Dénoncer les discours spectaculaires qui s’articulent autour de la nouveauté ne signifie pas de banaliser la pandémie. Bien au contraire, cette réflexion désire inclure sur le temps long ces « nouvelles » analyses mais surtout la vie de celles et ceux qui étaient déjà traversé par le désastre de la reproduction de notre organisation sociale et toutes les formes d’exploitation et de domination déjà existantes.

La « vie d’avant » ne diffère pas ostensiblement de la « vie d’après » car la totalité de notre quotidien a déjà été intégré, capturé, extrait et exploité, ou du moins en voie de l’être.

C’est d’ailleurs bien l’acte de normalisation en cours que de « vivre avec le virus » et d’exister avec la peur d’attraper une maladie mortelle. C’est le refus de cette normalité et de ses déterminations dont il est nécessaire de se débattre. Nous ne désirons pas plus la « vie d’avant » que la « vie d’après ».

La rupture qui manque, celle qui détruirait le rapport au langage entretenu par ces productions mystiques, est celle qui briserait la normalité de nos existences, et non celle qui énonce inlassablement sa propre originalité dans toute son immatérialité historique.

Enfin, au risque de tomber dans les mêmes faiblesses et risques que ces discours, il convient de dire que ces discours et pratiques se situent eux aussi historiquement et il n’y a rien de nouveau dans l’énonciation de déclarations qui promettent de dévoiler le réel pour mieux atteindre un idéal de liberté que quelques individus éclairés nous concéderaient généreusement.

En définitive, il revient de se battre contre ce qui a engendré ce rapport de quotidienneté matériel et permanent vis-à-vis du réel, que cette maladie n’a pas fondamentalement fait évoluer, mais bien plutôt aggravé.

L’urgence réside finalement de prendre soin de nous, de ce que l’on peut faire à notre échelle en freinant les logiques d’exploitation et de domination qui subsistent à travers et pendant la pandémie.

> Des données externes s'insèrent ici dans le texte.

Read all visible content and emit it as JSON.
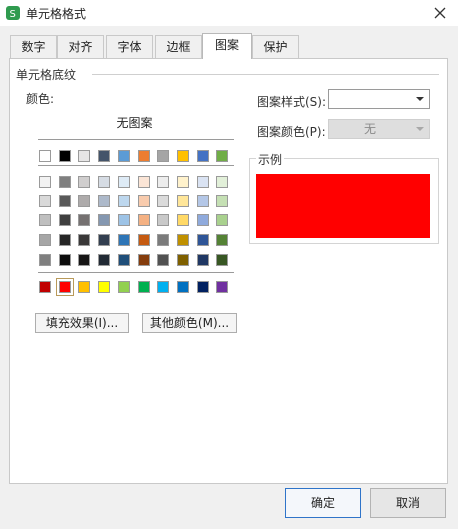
{
  "window": {
    "title": "单元格格式"
  },
  "tabs": [
    {
      "label": "数字"
    },
    {
      "label": "对齐"
    },
    {
      "label": "字体"
    },
    {
      "label": "边框"
    },
    {
      "label": "图案"
    },
    {
      "label": "保护"
    }
  ],
  "active_tab": "图案",
  "section": {
    "title": "单元格底纹"
  },
  "color_label": "颜色:",
  "no_pattern_label": "无图案",
  "palette": {
    "top_row": [
      "#ffffff",
      "#000000",
      "#e7e6e6",
      "#44546a",
      "#5b9bd5",
      "#ed7d31",
      "#a5a5a5",
      "#ffc000",
      "#4472c4",
      "#70ad47"
    ],
    "shade_rows": [
      [
        "#f2f2f2",
        "#7f7f7f",
        "#d0cece",
        "#d6dce4",
        "#deebf6",
        "#fbe5d6",
        "#ededed",
        "#fff2cc",
        "#dae3f3",
        "#e2f0d9"
      ],
      [
        "#d9d9d9",
        "#595959",
        "#aeabab",
        "#adb9ca",
        "#bdd7ee",
        "#f8cbad",
        "#dbdbdb",
        "#ffe699",
        "#b4c7e7",
        "#c5e0b4"
      ],
      [
        "#bfbfbf",
        "#3f3f3f",
        "#757171",
        "#8497b0",
        "#9dc3e6",
        "#f4b183",
        "#c9c9c9",
        "#ffd966",
        "#8faadc",
        "#a9d18e"
      ],
      [
        "#a6a6a6",
        "#262626",
        "#3a3838",
        "#333f50",
        "#2e75b6",
        "#c55a11",
        "#7b7b7b",
        "#bf9000",
        "#2f5597",
        "#548235"
      ],
      [
        "#7f7f7f",
        "#0d0d0d",
        "#171616",
        "#222a35",
        "#1f4e79",
        "#843c0c",
        "#525252",
        "#7f6000",
        "#203864",
        "#385723"
      ]
    ],
    "standard_row": [
      "#c00000",
      "#ff0000",
      "#ffc000",
      "#ffff00",
      "#92d050",
      "#00b050",
      "#00b0f0",
      "#0070c0",
      "#002060",
      "#7030a0"
    ],
    "selected_color": "#ff0000"
  },
  "buttons": {
    "fill_effects": "填充效果(I)...",
    "more_colors": "其他颜色(M)...",
    "ok": "确定",
    "cancel": "取消"
  },
  "pattern_style": {
    "label": "图案样式(S):",
    "value": ""
  },
  "pattern_color": {
    "label": "图案颜色(P):",
    "value": "无"
  },
  "sample": {
    "title": "示例",
    "color": "#ff0000"
  },
  "accent": {
    "app_icon": "#2f9b4f",
    "ok_border": "#2f74c9"
  }
}
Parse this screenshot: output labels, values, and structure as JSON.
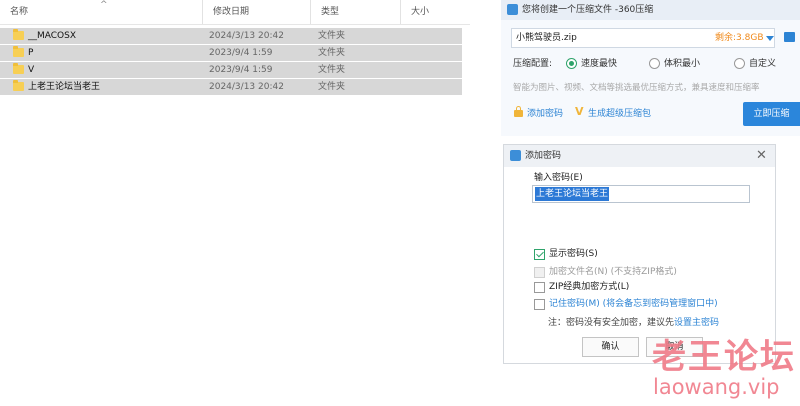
{
  "explorer": {
    "columns": [
      "名称",
      "修改日期",
      "类型",
      "大小"
    ],
    "rows": [
      {
        "name": "__MACOSX",
        "date": "2024/3/13 20:42",
        "type": "文件夹"
      },
      {
        "name": "P",
        "date": "2023/9/4 1:59",
        "type": "文件夹"
      },
      {
        "name": "V",
        "date": "2023/9/4 1:59",
        "type": "文件夹"
      },
      {
        "name": "上老王论坛当老王",
        "date": "2024/3/13 20:42",
        "type": "文件夹"
      }
    ]
  },
  "compress_window": {
    "title": "您将创建一个压缩文件 -360压缩",
    "filename": "小熊驾驶员.zip",
    "free_space": "剩余:3.8GB",
    "config_label": "压缩配置:",
    "options": [
      "速度最快",
      "体积最小",
      "自定义"
    ],
    "selected_option": "速度最快",
    "hint": "智能为图片、视频、文档等挑选最优压缩方式，兼具速度和压缩率",
    "add_password": "添加密码",
    "super_compress": "生成超级压缩包",
    "start_button": "立即压缩"
  },
  "password_dialog": {
    "title": "添加密码",
    "input_label": "输入密码(E)",
    "password_value": "上老王论坛当老王",
    "show_password": {
      "label": "显示密码(S)",
      "checked": true
    },
    "encrypt_filenames": {
      "label": "加密文件名(N) (不支持ZIP格式)",
      "checked": false,
      "disabled": true
    },
    "zip_classic": {
      "label": "ZIP经典加密方式(L)",
      "checked": false
    },
    "remember": {
      "label": "记住密码(M) (将会备忘到密码管理窗口中)",
      "checked": false
    },
    "note_prefix": "注：密码没有安全加密，建议先",
    "note_link": "设置主密码",
    "ok_button": "确认",
    "cancel_button": "取消"
  },
  "watermark": {
    "cn": "老王论坛",
    "en": "laowang.vip"
  },
  "colors": {
    "accent_blue": "#2b86db",
    "accent_green": "#2fa36b",
    "warning_orange": "#f08a1c",
    "watermark_pink": "#f07b88"
  }
}
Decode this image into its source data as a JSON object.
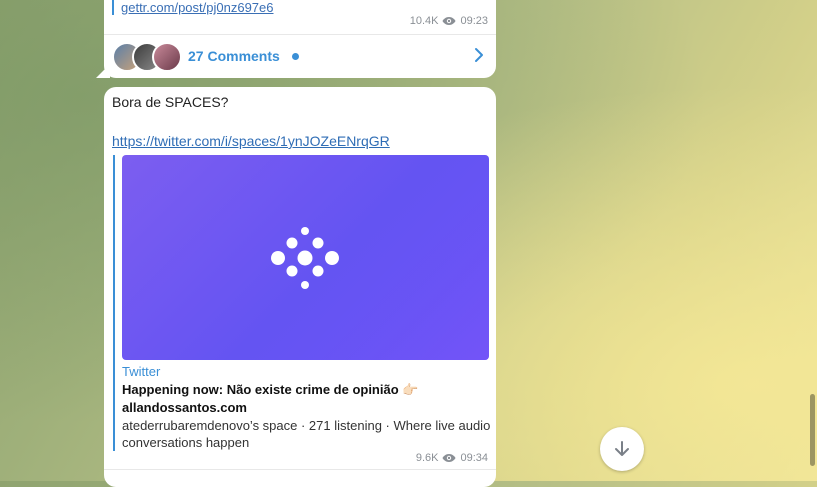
{
  "post1": {
    "link": "gettr.com/post/pj0nz697e6",
    "views": "10.4K",
    "time": "09:23",
    "comments_label": "27 Comments"
  },
  "post2": {
    "text": "Bora de SPACES?",
    "link": "https://twitter.com/i/spaces/1ynJOZeENrqGR",
    "preview": {
      "site": "Twitter",
      "title": "Happening now: Não existe crime de opinião 👉🏻 allandossantos.com",
      "description": "atederrubaremdenovo’s space · 271 listening · Where live audio conversations happen"
    },
    "views": "9.6K",
    "time": "09:34"
  },
  "icons": {
    "views": "eye-icon",
    "chevron": "chevron-right-icon",
    "scroll": "arrow-down-icon"
  },
  "colors": {
    "accent": "#3a8fd6",
    "preview_gradient_start": "#7c5ef0",
    "preview_gradient_end": "#4f4ff2"
  }
}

De se battre contre ce qui se joue chez soi et dans notre propre camp qui est lui aussi pourri par des formes conservatrices, libérales et eugénistes.

Enfin, d’analyser ensemble ce qui se déroule dans nos vies, et de penser l’évènement qui pourrait faire rupture avec la continuité historique en cours. De faire rupture avec ce qui nous rompt et nous sépare quotidiennement.

L’entretien de ces discours nous empêche de voir ce que nous connaissions et vivions matériellement, d’oublier toutes les formes d’exploitation existantes avant le Covid-19, et qui se reproduisent encore maintenant.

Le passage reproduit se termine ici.